On 8/21/14, a letter was sent to Mayor Walsh from the Lawyers' Committee for Civil Rights and Economic Justice containing a multitude of signatures of those who share concerns and "the lack of trust in BU to implement and maintain a culture of safety."
Recently, in the CDC's Atlanta based biosafety level 4 lab, a lab worker accidentally confused some specimens from an Ebola experiment and sent an un-killed (live) sample to a lower-level lab where workers handling the specimens had minimal protections. A technician there had to be quarantined for 21 days. Other serious errors have involved mishandling of anthrax bacteria and the discovery of forgotten vials of deadly smallpox in a cold-storage room at the National Institutes of Health (NIH).
If our world-renown CDC, with over 50 years of practice and experience, is being unsuccessfully challenged with difficulties in monitoring its own facilities, then Boston University with much less experience is not likely to fare better within its 18 core laboratories.
In fact, safety lapses continue to occur in academic and government laboratories across the country. An average at least four per week involving regulated pathogens. The risk to public health from such laboratory accidents has increased because scientists are now creating highly transmissible, novel strains of dangerous viruses. An accidental infection in such a setting could trigger an outbreak that would be difficult to control in a densely populated city.
After considering all the numerous problems and violations at the Centers for Disease Prevention and Control, LULAC is taking the lead to request that you call for a public health and safety moratorium on the CDC's permitting processes and procedures for the National Emerging Infectious Diseases Laboratories & Bio-Defense until the Congressional hearings concerning their numerous safety and protocol violations have been completed and findings published.

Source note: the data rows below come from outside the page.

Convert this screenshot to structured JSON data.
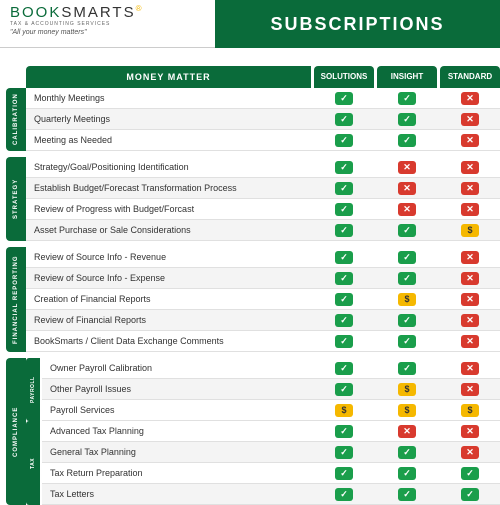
{
  "brand": {
    "name_a": "BOOK",
    "name_b": "SMARTS",
    "subtitle": "TAX & ACCOUNTING SERVICES",
    "tagline": "\"All your money matters\""
  },
  "page_title": "SUBSCRIPTIONS",
  "columns": {
    "feature": "MONEY MATTER",
    "plan1": "SOLUTIONS",
    "plan2": "INSIGHT",
    "plan3": "STANDARD"
  },
  "colors": {
    "brand_green": "#0a6b3a",
    "check_green": "#1a9e4b",
    "cross_red": "#d83a2e",
    "dollar_yellow": "#f5b800",
    "row_alt": "#f4f4f4",
    "border": "#e0e0e0"
  },
  "glyphs": {
    "check": "✓",
    "cross": "✕",
    "dollar": "$"
  },
  "sections": [
    {
      "label": "CALIBRATION",
      "rows": [
        {
          "label": "Monthly Meetings",
          "p": [
            "check",
            "check",
            "cross"
          ]
        },
        {
          "label": "Quarterly Meetings",
          "p": [
            "check",
            "check",
            "cross"
          ]
        },
        {
          "label": "Meeting as Needed",
          "p": [
            "check",
            "check",
            "cross"
          ]
        }
      ]
    },
    {
      "label": "STRATEGY",
      "rows": [
        {
          "label": "Strategy/Goal/Positioning Identification",
          "p": [
            "check",
            "cross",
            "cross"
          ]
        },
        {
          "label": "Establish Budget/Forecast Transformation Process",
          "p": [
            "check",
            "cross",
            "cross"
          ]
        },
        {
          "label": "Review of Progress with Budget/Forcast",
          "p": [
            "check",
            "cross",
            "cross"
          ]
        },
        {
          "label": "Asset Purchase or Sale Considerations",
          "p": [
            "check",
            "check",
            "dollar"
          ]
        }
      ]
    },
    {
      "label": "FINANCIAL REPORTING",
      "rows": [
        {
          "label": "Review of Source Info - Revenue",
          "p": [
            "check",
            "check",
            "cross"
          ]
        },
        {
          "label": "Review of Source Info - Expense",
          "p": [
            "check",
            "check",
            "cross"
          ]
        },
        {
          "label": "Creation of Financial Reports",
          "p": [
            "check",
            "dollar",
            "cross"
          ]
        },
        {
          "label": "Review of Financial Reports",
          "p": [
            "check",
            "check",
            "cross"
          ]
        },
        {
          "label": "BookSmarts / Client Data Exchange Comments",
          "p": [
            "check",
            "check",
            "cross"
          ]
        }
      ]
    },
    {
      "label": "COMPLIANCE",
      "nested": [
        {
          "label": "PAYROLL",
          "rows": [
            {
              "label": "Owner Payroll Calibration",
              "p": [
                "check",
                "check",
                "cross"
              ]
            },
            {
              "label": "Other Payroll Issues",
              "p": [
                "check",
                "dollar",
                "cross"
              ]
            },
            {
              "label": "Payroll Services",
              "p": [
                "dollar",
                "dollar",
                "dollar"
              ]
            }
          ]
        },
        {
          "label": "TAX",
          "rows": [
            {
              "label": "Advanced Tax Planning",
              "p": [
                "check",
                "cross",
                "cross"
              ]
            },
            {
              "label": "General Tax Planning",
              "p": [
                "check",
                "check",
                "cross"
              ]
            },
            {
              "label": "Tax Return Preparation",
              "p": [
                "check",
                "check",
                "check"
              ]
            },
            {
              "label": "Tax Letters",
              "p": [
                "check",
                "check",
                "check"
              ]
            }
          ]
        }
      ]
    }
  ]
}
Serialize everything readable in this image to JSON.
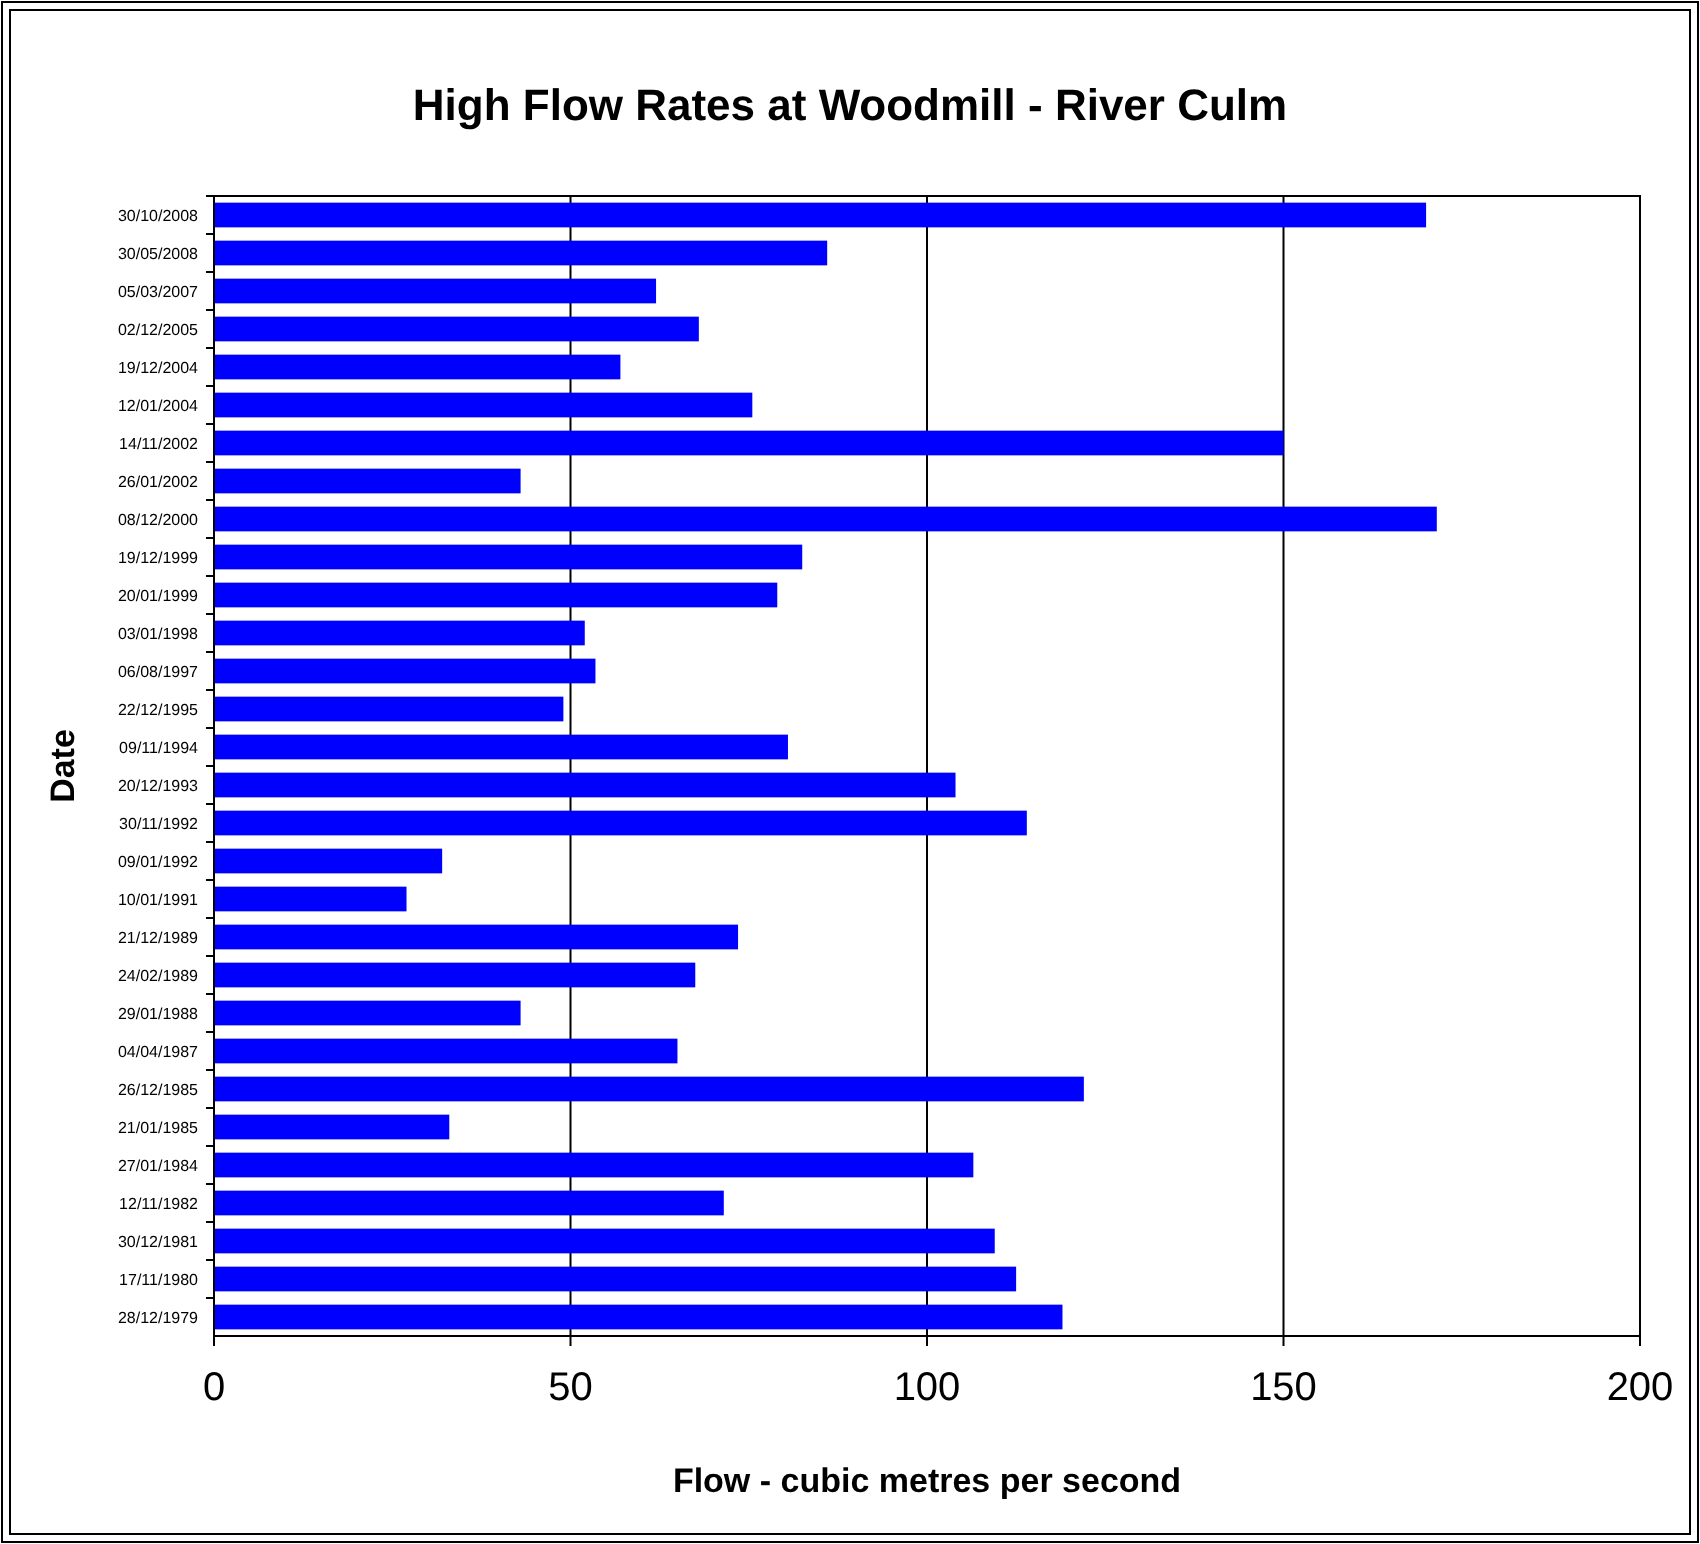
{
  "chart_data": {
    "type": "bar",
    "orientation": "horizontal",
    "title": "High Flow Rates at Woodmill - River Culm",
    "xlabel": "Flow - cubic metres per second",
    "ylabel": "Date",
    "categories": [
      "30/10/2008",
      "30/05/2008",
      "05/03/2007",
      "02/12/2005",
      "19/12/2004",
      "12/01/2004",
      "14/11/2002",
      "26/01/2002",
      "08/12/2000",
      "19/12/1999",
      "20/01/1999",
      "03/01/1998",
      "06/08/1997",
      "22/12/1995",
      "09/11/1994",
      "20/12/1993",
      "30/11/1992",
      "09/01/1992",
      "10/01/1991",
      "21/12/1989",
      "24/02/1989",
      "29/01/1988",
      "04/04/1987",
      "26/12/1985",
      "21/01/1985",
      "27/01/1984",
      "12/11/1982",
      "30/12/1981",
      "17/11/1980",
      "28/12/1979"
    ],
    "values": [
      170,
      86,
      62,
      68,
      57,
      75.5,
      150,
      43,
      171.5,
      82.5,
      79,
      52,
      53.5,
      49,
      80.5,
      104,
      114,
      32,
      27,
      73.5,
      67.5,
      43,
      65,
      122,
      33,
      106.5,
      71.5,
      109.5,
      112.5,
      119
    ],
    "color": "#0000ff",
    "xlim": [
      0,
      200
    ],
    "xticks": [
      0,
      50,
      100,
      150,
      200
    ],
    "grid": "x"
  }
}
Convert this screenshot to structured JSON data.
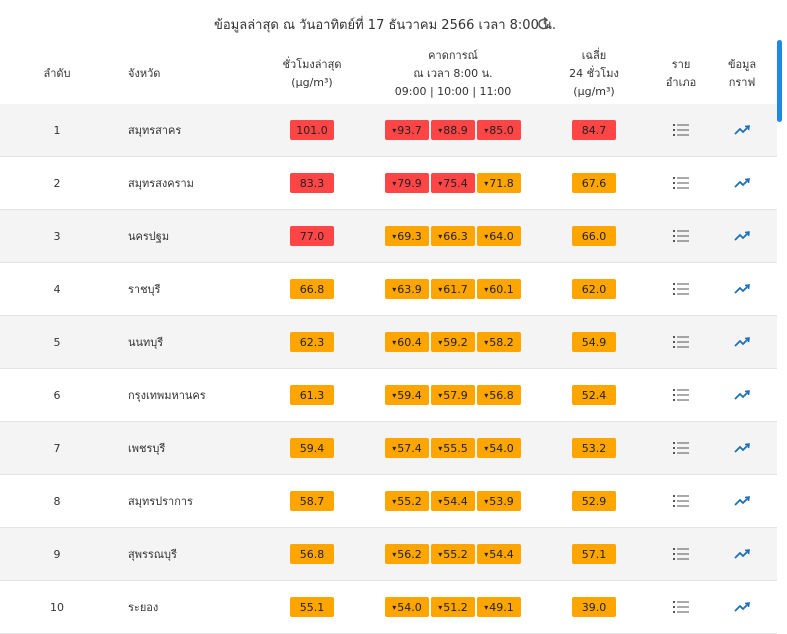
{
  "header": {
    "title": "ข้อมูลล่าสุด ณ วันอาทิตย์ที่ 17 ธันวาคม 2566 เวลา 8:00 น."
  },
  "table": {
    "columns": [
      [
        "ลำดับ"
      ],
      [
        "จังหวัด"
      ],
      [
        "ชั่วโมงล่าสุด",
        "(µg/m³)"
      ],
      [
        "คาดการณ์",
        "ณ เวลา 8:00 น.",
        "09:00 | 10:00 | 11:00"
      ],
      [
        "เฉลี่ย",
        "24 ชั่วโมง",
        "(µg/m³)"
      ],
      [
        "ราย",
        "อำเภอ"
      ],
      [
        "ข้อมูล",
        "กราฟ"
      ]
    ],
    "rows": [
      {
        "rank": "1",
        "province": "สมุทรสาคร",
        "latest": {
          "text": "101.0",
          "color": "#ff4545"
        },
        "forecast": [
          {
            "text": "93.7",
            "color": "#ff4545"
          },
          {
            "text": "88.9",
            "color": "#ff4545"
          },
          {
            "text": "85.0",
            "color": "#ff4545"
          }
        ],
        "average": {
          "text": "84.7",
          "color": "#ff4545"
        }
      },
      {
        "rank": "2",
        "province": "สมุทรสงคราม",
        "latest": {
          "text": "83.3",
          "color": "#ff4545"
        },
        "forecast": [
          {
            "text": "79.9",
            "color": "#ff4545"
          },
          {
            "text": "75.4",
            "color": "#ff4545"
          },
          {
            "text": "71.8",
            "color": "#ffa500"
          }
        ],
        "average": {
          "text": "67.6",
          "color": "#ffa500"
        }
      },
      {
        "rank": "3",
        "province": "นครปฐม",
        "latest": {
          "text": "77.0",
          "color": "#ff4545"
        },
        "forecast": [
          {
            "text": "69.3",
            "color": "#ffa500"
          },
          {
            "text": "66.3",
            "color": "#ffa500"
          },
          {
            "text": "64.0",
            "color": "#ffa500"
          }
        ],
        "average": {
          "text": "66.0",
          "color": "#ffa500"
        }
      },
      {
        "rank": "4",
        "province": "ราชบุรี",
        "latest": {
          "text": "66.8",
          "color": "#ffa500"
        },
        "forecast": [
          {
            "text": "63.9",
            "color": "#ffa500"
          },
          {
            "text": "61.7",
            "color": "#ffa500"
          },
          {
            "text": "60.1",
            "color": "#ffa500"
          }
        ],
        "average": {
          "text": "62.0",
          "color": "#ffa500"
        }
      },
      {
        "rank": "5",
        "province": "นนทบุรี",
        "latest": {
          "text": "62.3",
          "color": "#ffa500"
        },
        "forecast": [
          {
            "text": "60.4",
            "color": "#ffa500"
          },
          {
            "text": "59.2",
            "color": "#ffa500"
          },
          {
            "text": "58.2",
            "color": "#ffa500"
          }
        ],
        "average": {
          "text": "54.9",
          "color": "#ffa500"
        }
      },
      {
        "rank": "6",
        "province": "กรุงเทพมหานคร",
        "latest": {
          "text": "61.3",
          "color": "#ffa500"
        },
        "forecast": [
          {
            "text": "59.4",
            "color": "#ffa500"
          },
          {
            "text": "57.9",
            "color": "#ffa500"
          },
          {
            "text": "56.8",
            "color": "#ffa500"
          }
        ],
        "average": {
          "text": "52.4",
          "color": "#ffa500"
        }
      },
      {
        "rank": "7",
        "province": "เพชรบุรี",
        "latest": {
          "text": "59.4",
          "color": "#ffa500"
        },
        "forecast": [
          {
            "text": "57.4",
            "color": "#ffa500"
          },
          {
            "text": "55.5",
            "color": "#ffa500"
          },
          {
            "text": "54.0",
            "color": "#ffa500"
          }
        ],
        "average": {
          "text": "53.2",
          "color": "#ffa500"
        }
      },
      {
        "rank": "8",
        "province": "สมุทรปราการ",
        "latest": {
          "text": "58.7",
          "color": "#ffa500"
        },
        "forecast": [
          {
            "text": "55.2",
            "color": "#ffa500"
          },
          {
            "text": "54.4",
            "color": "#ffa500"
          },
          {
            "text": "53.9",
            "color": "#ffa500"
          }
        ],
        "average": {
          "text": "52.9",
          "color": "#ffa500"
        }
      },
      {
        "rank": "9",
        "province": "สุพรรณบุรี",
        "latest": {
          "text": "56.8",
          "color": "#ffa500"
        },
        "forecast": [
          {
            "text": "56.2",
            "color": "#ffa500"
          },
          {
            "text": "55.2",
            "color": "#ffa500"
          },
          {
            "text": "54.4",
            "color": "#ffa500"
          }
        ],
        "average": {
          "text": "57.1",
          "color": "#ffa500"
        }
      },
      {
        "rank": "10",
        "province": "ระยอง",
        "latest": {
          "text": "55.1",
          "color": "#ffa500"
        },
        "forecast": [
          {
            "text": "54.0",
            "color": "#ffa500"
          },
          {
            "text": "51.2",
            "color": "#ffa500"
          },
          {
            "text": "49.1",
            "color": "#ffa500"
          }
        ],
        "average": {
          "text": "39.0",
          "color": "#ffa500"
        }
      }
    ]
  }
}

Boston University's National Emerging Infectious Diseases Laboratories & Bio-Defense 18 core laboratories will need an extraordinarily arduous and labor intensive oversight strategy which should include, but not be limited to, frequently unannounced inspections. We, along with your help, must continue to ensure that all levels of HHS are taking extraordinary steps to protect the taxpaying residents, students and tourist of Boston, as well as, all of Massachusetts. Implementing new safety regulations and updating existing ones can do just that. Once again, we ask that you call for a public health and safety moratorium on the NEIDL permitting process. We look forward to meeting with you in the near future.